Saalfelds Bürgermeister Dr. Steffen Kania oblag zwar lediglich die Überleitung zum gemütlichen Teil der Festveranstaltung, dennoch stellte er die feste Verbindung der drei Städte in den Vordergrund, die einem Eheversprechen gleichkäme und gute wie schlechte Zeiten gesehen habe. „25 Jahre Kooperation hielten alles bereit, was eine gute Beziehung ausmacht: Sonnenschein und Regen, große Erfolge und kleine Niederlagen, dunkle Wolken, reinigende Gewitter und schöne Sommerabende.

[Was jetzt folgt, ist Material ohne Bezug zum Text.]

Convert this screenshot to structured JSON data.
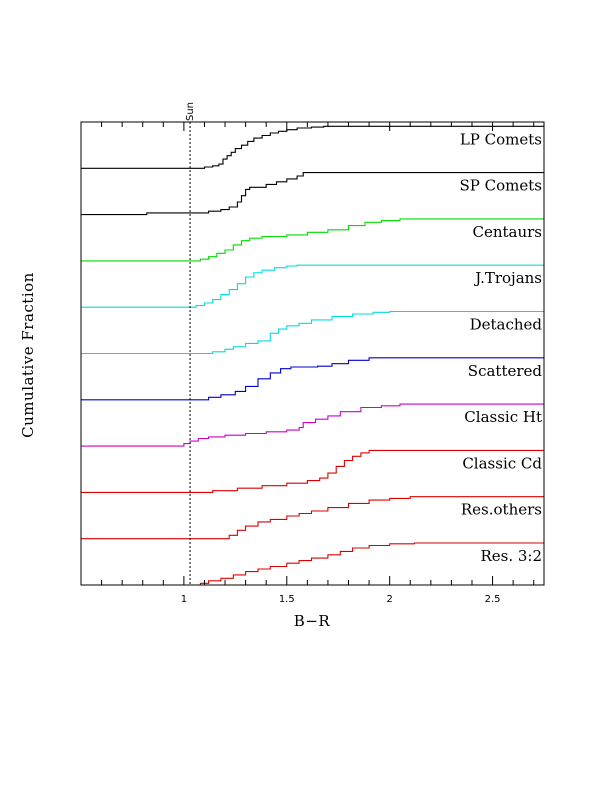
{
  "chart_data": {
    "type": "line",
    "subtype": "stacked cumulative step",
    "xlabel": "B−R",
    "ylabel": "Cumulative Fraction",
    "xlim": [
      0.5,
      2.75
    ],
    "xticks": [
      1,
      1.5,
      2,
      2.5
    ],
    "xtick_labels": [
      "1",
      "1.5",
      "2",
      "2.5"
    ],
    "grid": false,
    "reference_line": {
      "label": "Sun",
      "x": 1.03
    },
    "series": [
      {
        "name": "LP Comets",
        "color": "#000000",
        "points": [
          [
            0.5,
            0
          ],
          [
            1.06,
            0
          ],
          [
            1.1,
            0.03
          ],
          [
            1.14,
            0.06
          ],
          [
            1.17,
            0.1
          ],
          [
            1.19,
            0.22
          ],
          [
            1.21,
            0.3
          ],
          [
            1.23,
            0.38
          ],
          [
            1.25,
            0.47
          ],
          [
            1.28,
            0.55
          ],
          [
            1.31,
            0.64
          ],
          [
            1.34,
            0.72
          ],
          [
            1.38,
            0.78
          ],
          [
            1.42,
            0.84
          ],
          [
            1.46,
            0.88
          ],
          [
            1.5,
            0.92
          ],
          [
            1.55,
            0.96
          ],
          [
            1.62,
            0.98
          ],
          [
            1.68,
            1.0
          ],
          [
            2.75,
            1.0
          ]
        ]
      },
      {
        "name": "SP Comets",
        "color": "#000000",
        "points": [
          [
            0.5,
            0
          ],
          [
            0.8,
            0
          ],
          [
            0.82,
            0.04
          ],
          [
            1.08,
            0.04
          ],
          [
            1.12,
            0.08
          ],
          [
            1.18,
            0.12
          ],
          [
            1.22,
            0.18
          ],
          [
            1.26,
            0.3
          ],
          [
            1.28,
            0.45
          ],
          [
            1.3,
            0.6
          ],
          [
            1.32,
            0.65
          ],
          [
            1.4,
            0.72
          ],
          [
            1.45,
            0.78
          ],
          [
            1.5,
            0.85
          ],
          [
            1.55,
            0.92
          ],
          [
            1.58,
            1.0
          ],
          [
            2.75,
            1.0
          ]
        ]
      },
      {
        "name": "Centaurs",
        "color": "#00dd00",
        "points": [
          [
            0.5,
            0
          ],
          [
            1.04,
            0
          ],
          [
            1.08,
            0.04
          ],
          [
            1.12,
            0.1
          ],
          [
            1.16,
            0.18
          ],
          [
            1.2,
            0.26
          ],
          [
            1.24,
            0.38
          ],
          [
            1.28,
            0.48
          ],
          [
            1.32,
            0.54
          ],
          [
            1.38,
            0.58
          ],
          [
            1.5,
            0.62
          ],
          [
            1.6,
            0.68
          ],
          [
            1.7,
            0.74
          ],
          [
            1.8,
            0.84
          ],
          [
            1.88,
            0.92
          ],
          [
            1.96,
            0.96
          ],
          [
            2.05,
            1.0
          ],
          [
            2.75,
            1.0
          ]
        ]
      },
      {
        "name": "J.Trojans",
        "color": "#00dddd",
        "points": [
          [
            0.5,
            0
          ],
          [
            1.02,
            0
          ],
          [
            1.06,
            0.04
          ],
          [
            1.1,
            0.1
          ],
          [
            1.14,
            0.18
          ],
          [
            1.18,
            0.3
          ],
          [
            1.22,
            0.42
          ],
          [
            1.26,
            0.56
          ],
          [
            1.3,
            0.72
          ],
          [
            1.34,
            0.82
          ],
          [
            1.38,
            0.88
          ],
          [
            1.44,
            0.94
          ],
          [
            1.5,
            0.98
          ],
          [
            1.55,
            1.0
          ],
          [
            2.75,
            1.0
          ]
        ]
      },
      {
        "name": "Detached",
        "color": "#00dddd",
        "points": [
          [
            0.5,
            0
          ],
          [
            1.1,
            0
          ],
          [
            1.14,
            0.04
          ],
          [
            1.2,
            0.1
          ],
          [
            1.24,
            0.16
          ],
          [
            1.3,
            0.24
          ],
          [
            1.36,
            0.3
          ],
          [
            1.42,
            0.48
          ],
          [
            1.46,
            0.58
          ],
          [
            1.5,
            0.66
          ],
          [
            1.56,
            0.72
          ],
          [
            1.62,
            0.8
          ],
          [
            1.72,
            0.88
          ],
          [
            1.82,
            0.94
          ],
          [
            1.92,
            0.98
          ],
          [
            2.0,
            1.0
          ],
          [
            2.75,
            1.0
          ]
        ]
      },
      {
        "name": "Scattered",
        "color": "#0000cc",
        "points": [
          [
            0.5,
            0
          ],
          [
            1.05,
            0
          ],
          [
            1.12,
            0.06
          ],
          [
            1.18,
            0.12
          ],
          [
            1.25,
            0.2
          ],
          [
            1.3,
            0.32
          ],
          [
            1.36,
            0.5
          ],
          [
            1.42,
            0.64
          ],
          [
            1.47,
            0.74
          ],
          [
            1.52,
            0.78
          ],
          [
            1.65,
            0.8
          ],
          [
            1.72,
            0.86
          ],
          [
            1.8,
            0.94
          ],
          [
            1.9,
            1.0
          ],
          [
            2.75,
            1.0
          ]
        ]
      },
      {
        "name": "Classic Ht",
        "color": "#cc00cc",
        "points": [
          [
            0.5,
            0
          ],
          [
            0.98,
            0
          ],
          [
            1.0,
            0.06
          ],
          [
            1.03,
            0.12
          ],
          [
            1.07,
            0.18
          ],
          [
            1.12,
            0.22
          ],
          [
            1.2,
            0.26
          ],
          [
            1.3,
            0.3
          ],
          [
            1.4,
            0.34
          ],
          [
            1.5,
            0.38
          ],
          [
            1.56,
            0.44
          ],
          [
            1.58,
            0.56
          ],
          [
            1.64,
            0.64
          ],
          [
            1.7,
            0.72
          ],
          [
            1.76,
            0.82
          ],
          [
            1.86,
            0.92
          ],
          [
            1.96,
            0.96
          ],
          [
            2.05,
            1.0
          ],
          [
            2.75,
            1.0
          ]
        ]
      },
      {
        "name": "Classic Cd",
        "color": "#dd0000",
        "points": [
          [
            0.5,
            0
          ],
          [
            1.1,
            0
          ],
          [
            1.14,
            0.04
          ],
          [
            1.26,
            0.1
          ],
          [
            1.38,
            0.16
          ],
          [
            1.5,
            0.22
          ],
          [
            1.6,
            0.28
          ],
          [
            1.66,
            0.34
          ],
          [
            1.7,
            0.46
          ],
          [
            1.74,
            0.62
          ],
          [
            1.78,
            0.76
          ],
          [
            1.82,
            0.86
          ],
          [
            1.86,
            0.94
          ],
          [
            1.9,
            1.0
          ],
          [
            2.75,
            1.0
          ]
        ]
      },
      {
        "name": "Res.others",
        "color": "#dd0000",
        "points": [
          [
            0.5,
            0
          ],
          [
            1.18,
            0
          ],
          [
            1.22,
            0.08
          ],
          [
            1.26,
            0.2
          ],
          [
            1.3,
            0.3
          ],
          [
            1.36,
            0.4
          ],
          [
            1.42,
            0.46
          ],
          [
            1.5,
            0.54
          ],
          [
            1.56,
            0.6
          ],
          [
            1.62,
            0.66
          ],
          [
            1.7,
            0.74
          ],
          [
            1.8,
            0.84
          ],
          [
            1.9,
            0.92
          ],
          [
            2.0,
            0.96
          ],
          [
            2.1,
            1.0
          ],
          [
            2.75,
            1.0
          ]
        ]
      },
      {
        "name": "Res. 3:2",
        "color": "#dd0000",
        "points": [
          [
            0.5,
            0
          ],
          [
            1.04,
            0
          ],
          [
            1.08,
            0.04
          ],
          [
            1.12,
            0.1
          ],
          [
            1.18,
            0.16
          ],
          [
            1.24,
            0.24
          ],
          [
            1.3,
            0.32
          ],
          [
            1.36,
            0.38
          ],
          [
            1.42,
            0.44
          ],
          [
            1.5,
            0.52
          ],
          [
            1.56,
            0.58
          ],
          [
            1.62,
            0.64
          ],
          [
            1.7,
            0.72
          ],
          [
            1.76,
            0.8
          ],
          [
            1.82,
            0.88
          ],
          [
            1.9,
            0.94
          ],
          [
            2.0,
            0.98
          ],
          [
            2.12,
            1.0
          ],
          [
            2.75,
            1.0
          ]
        ]
      }
    ]
  }
}
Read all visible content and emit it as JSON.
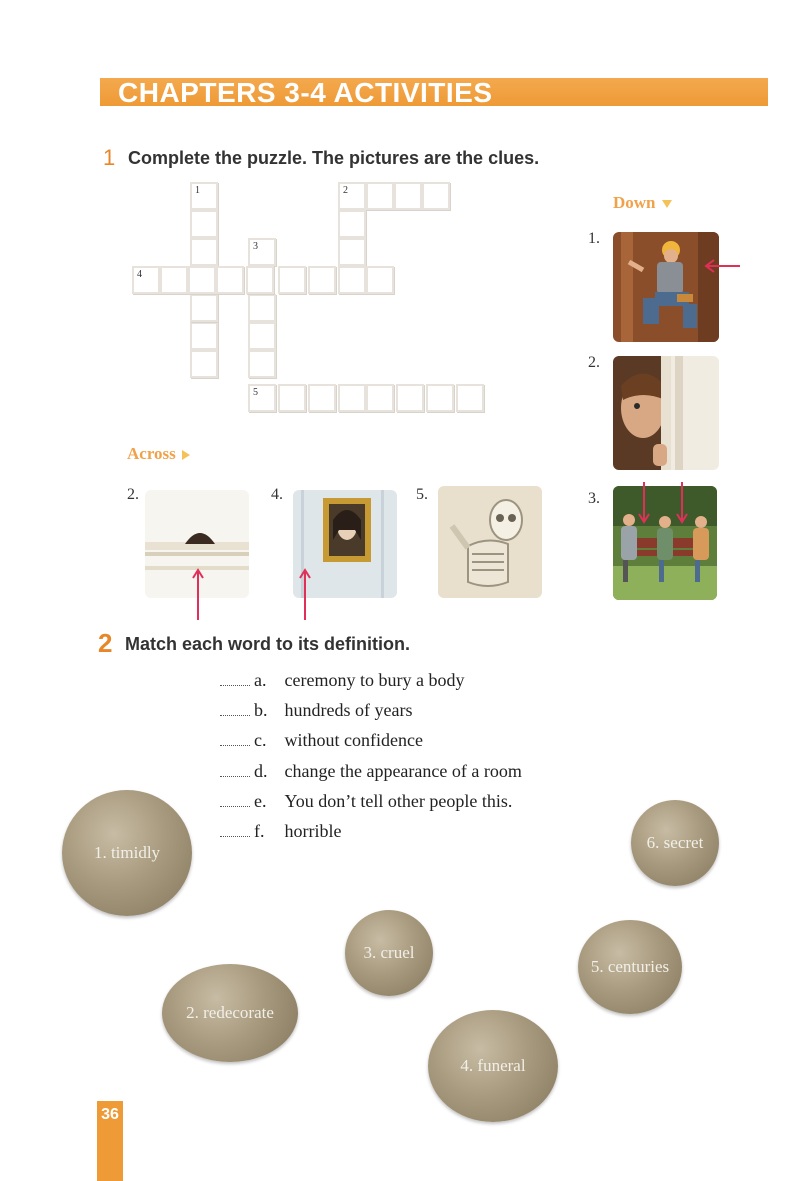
{
  "header": {
    "title": "CHAPTERS 3-4 ACTIVITIES"
  },
  "section1": {
    "number": "1",
    "instruction": "Complete the puzzle. The pictures are the clues.",
    "crossword_numbers": {
      "n1": "1",
      "n2": "2",
      "n3": "3",
      "n4": "4",
      "n5": "5"
    },
    "down_label": "Down",
    "across_label": "Across",
    "down_clues": [
      "1.",
      "2.",
      "3."
    ],
    "across_clues": [
      "2.",
      "4.",
      "5."
    ]
  },
  "section2": {
    "number": "2",
    "instruction": "Match each word to its definition.",
    "definitions": [
      {
        "letter": "a.",
        "text": "ceremony to bury a body"
      },
      {
        "letter": "b.",
        "text": "hundreds of years"
      },
      {
        "letter": "c.",
        "text": "without confidence"
      },
      {
        "letter": "d.",
        "text": "change the appearance of a room"
      },
      {
        "letter": "e.",
        "text": "You don’t tell other people this."
      },
      {
        "letter": "f.",
        "text": "horrible"
      }
    ],
    "words": [
      "1. timidly",
      "2. redecorate",
      "3. cruel",
      "4. funeral",
      "5. centuries",
      "6. secret"
    ]
  },
  "footer": {
    "page_number": "36"
  },
  "colors": {
    "accent": "#ee9a36",
    "clue_label": "#f0a24a",
    "stone": "#a89a7e"
  },
  "icons": [
    "triangle-down-icon",
    "triangle-right-icon",
    "arrow-up-icon"
  ]
}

Egal, was der eine oder andere sagt oder schreibt, das Städtedreieck war, ist und bleibt ein Erfolgsmodell. Gemeinsam erreichen wir mehr, als jeder für sich allein. Ich hoffe, dass in 25 Jahren unsere Nachfolger ebenfalls sagen können: Gut ist es geworden, der Weg hat sich gelohnt“, resümierte Dr. Kania bevor er den Ausklang der Festsitzung in die Hände des Hofpagen der Grafen und Fürsten von Schwarzburg-Rudolstadt übergab.